After eating they may try to get rid of food from their body by making themselves sick. Signs of regular vomiting could include:

  • leaving the table immediately after meals
  • dental problems such as tooth decay or bad breath caused by the acid in vomit damaging their teeth and mouth
  • hard skin on their knuckles, caused by putting their fingers down their throat

The need to obsessively burn calories usually draws people with anorexia to ‘high-impact’ activities, such as running, dancing or aerobics. Some people will use any available opportunity to burn calories, such as preferring to stand rather than sit.

They may try to make food pass through their body as quickly as possible. For example, by taking:

  • laxatives (medication that helps to empty the bowel)
  • diuretics (medication that helps remove fluid from the body)

In reality, laxatives and diuretics have little effect on calories absorbed from food.

Eating and food

Although anorexia means ‘loss of appetite’, people with anorexia nervosa do not usually lose their appetite – they like food and feel hungry.

However, they do not think about food in the same way as others. This is apparent in various ways. For example, they may:

  • tell lies about eating or what they have eaten
  • give excuses about why they are not eating
  • pretend they have eaten earlier
  • lie about how much weight they have lost
  • find it difficult to think about anything other than food
  • spend lots of time reading cookery books and recipes

Someone with anorexia nervosa strictly controls what they eat. For example, by:

  • strict dieting
  • counting the calories in food excessively
  • avoiding food they think is fattening
  • eating only low-calorie food
  • missing meals (fasting)
  • avoiding eating with other people
  • hiding food
  • cutting food into tiny pieces – to make it less obvious they have eaten little, and to make food easier to swallow
  • taking appetite suppressants, such as slimming or diet pills

They may also drink lots of fluids that contain caffeine, such as coffee, tea and low-calorie fizzy drinks, as these can provide a low-calorie, short-term burst of energy.

Some people with anorexia also use illegal stimulant drugs known to cause weight loss, such as cocaine or amphetamines.

Self-esteem, body image and feelings

People with anorexia often believe their value as a person is related to their weight and how they look. They think others will like them more if they are thinner, seeing their weight loss in a positive way.

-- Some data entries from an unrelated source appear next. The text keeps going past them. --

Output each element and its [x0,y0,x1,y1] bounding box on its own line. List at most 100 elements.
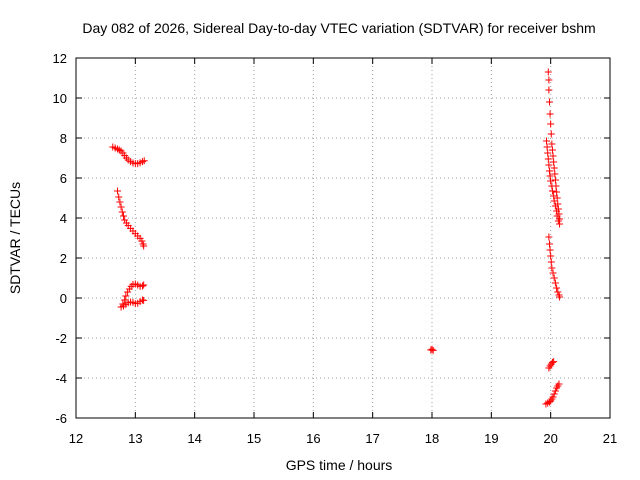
data-point-marker [548,146,556,154]
data-point-marker [550,192,558,200]
x-tick-label: 20 [543,431,557,446]
data-point-marker [122,292,130,300]
data-point-marker [547,258,555,266]
x-tick-label: 17 [365,431,379,446]
x-tick-label: 14 [187,431,201,446]
data-point-marker [550,164,558,172]
data-point-marker [554,200,562,208]
data-point-marker [542,400,550,408]
data-points [109,68,564,408]
data-point-marker [553,284,561,292]
data-point-marker [544,149,552,157]
data-point-marker [118,208,126,216]
data-point-marker [548,187,556,195]
data-point-marker [138,158,146,166]
data-point-marker [546,172,554,180]
data-point-marker [547,130,555,138]
data-point-marker [545,98,553,106]
y-tick-label: 8 [60,131,67,146]
data-point-marker [549,269,557,277]
data-point-marker [555,380,563,388]
y-tick-label: -2 [55,331,67,346]
data-point-marker [550,158,558,166]
data-point-marker [116,198,124,206]
data-point-marker [554,205,562,213]
data-point-marker [121,296,129,304]
data-point-marker [115,193,123,201]
data-point-marker [556,293,564,301]
data-point-marker [548,358,556,366]
y-tick-label: 0 [60,291,67,306]
x-tick-label: 16 [306,431,320,446]
data-point-marker [543,143,551,151]
data-point-marker [545,233,553,241]
data-point-marker [551,170,559,178]
data-point-marker [545,76,553,84]
y-tick-label: 2 [60,251,67,266]
data-point-marker [119,212,127,220]
data-point-marker [550,274,558,282]
data-point-marker [548,264,556,272]
data-point-marker [550,390,558,398]
data-point-marker [547,120,555,128]
data-point-marker [553,194,561,202]
data-point-marker [138,282,146,290]
chart-title: Day 082 of 2026, Sidereal Day-to-day VTE… [82,20,595,36]
data-point-marker [553,188,561,196]
x-tick-label: 15 [247,431,261,446]
data-point-marker [551,387,559,395]
data-point-marker [429,346,437,354]
plot-frame [75,57,611,419]
data-point-marker [124,288,132,296]
grid-lines [76,58,610,418]
data-point-marker [117,203,125,211]
y-tick-label: 4 [60,211,67,226]
data-point-marker [547,177,555,185]
data-point-marker [115,146,123,154]
data-point-marker [547,252,555,260]
data-point-marker [140,242,148,250]
y-axis-label: SDTVAR / TECUs [7,182,23,294]
data-point-marker [121,216,129,224]
y-tick-label: 10 [53,91,67,106]
axis-ticks: 12 13 14 15 16 17 18 19 20 21 -6 -4 -2 0 2 4 6 8 10 12 [53,51,618,446]
data-point-marker [546,246,554,254]
y-tick-label: 6 [60,171,67,186]
data-point-marker [545,240,553,248]
data-point-marker [545,86,553,94]
data-point-marker [140,281,148,289]
x-tick-label: 19 [484,431,498,446]
data-point-marker [554,288,562,296]
data-point-marker [114,187,122,195]
y-tick-label: -4 [55,371,67,386]
data-point-marker [544,155,552,163]
data-point-marker [140,296,148,304]
data-point-marker [552,182,560,190]
data-point-marker [140,157,148,165]
data-point-marker [548,140,556,148]
data-point-marker [550,358,558,366]
data-point-marker [556,220,564,228]
x-tick-label: 12 [69,431,83,446]
x-tick-label: 18 [425,431,439,446]
data-point-marker [555,210,563,218]
data-point-marker [551,279,559,287]
data-point-marker [114,145,122,153]
x-tick-label: 13 [128,431,142,446]
data-point-marker [549,152,557,160]
data-point-marker [544,68,552,76]
data-point-marker [551,176,559,184]
x-axis-label: GPS time / hours [286,457,393,473]
data-point-marker [138,237,146,245]
y-tick-label: 12 [53,51,67,66]
data-point-marker [550,197,558,205]
data-point-marker [545,161,553,169]
data-point-marker [543,137,551,145]
data-point-marker [428,345,436,353]
y-tick-label: -6 [55,411,67,426]
data-point-marker [545,167,553,175]
data-point-marker [549,393,557,401]
x-tick-label: 21 [603,431,617,446]
data-point-marker [546,110,554,118]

They often have a distorted view of what they look like (their body image). For example, they think they look fat when they are not. They may try to hide how thin they are by wearing loose or baggy clothes.

Many people also practise a type of behaviour known as ‘body-checking’, which involves persistently and repeatedly:

  • weighing themselves
  • measuring themselves, such as their waist size
  • checking their body in the mirror

Anorexic people usually have low self-esteem or self-confidence. They may withdraw from relationships and become distant from family and friends.

Anorexia can also affect the person’s school work or how well they perform their job.

They may find concentration difficult, and might lose interest in their usual activities. They may have few interests, even though they seem busier than usual.

Other signs of anorexia

Eating too little for a long time can result in physical symptoms, such as:

  • fine downy hair (lanugo) growing on their body
  • more hair on their face
  • their pubic hair becoming sparse and thin

Their heartbeat may be slow or irregular, which can lead to poor circulation. They may also:

In children with anorexia, puberty and the associated growth spurt may be delayed. They may gain less weight than expected (if any) and may be smaller than other people of the same age.

Women and older girls with anorexia may stop having their periods (known as amenorrhoea or absent periods). Anorexia can also lead to infertility.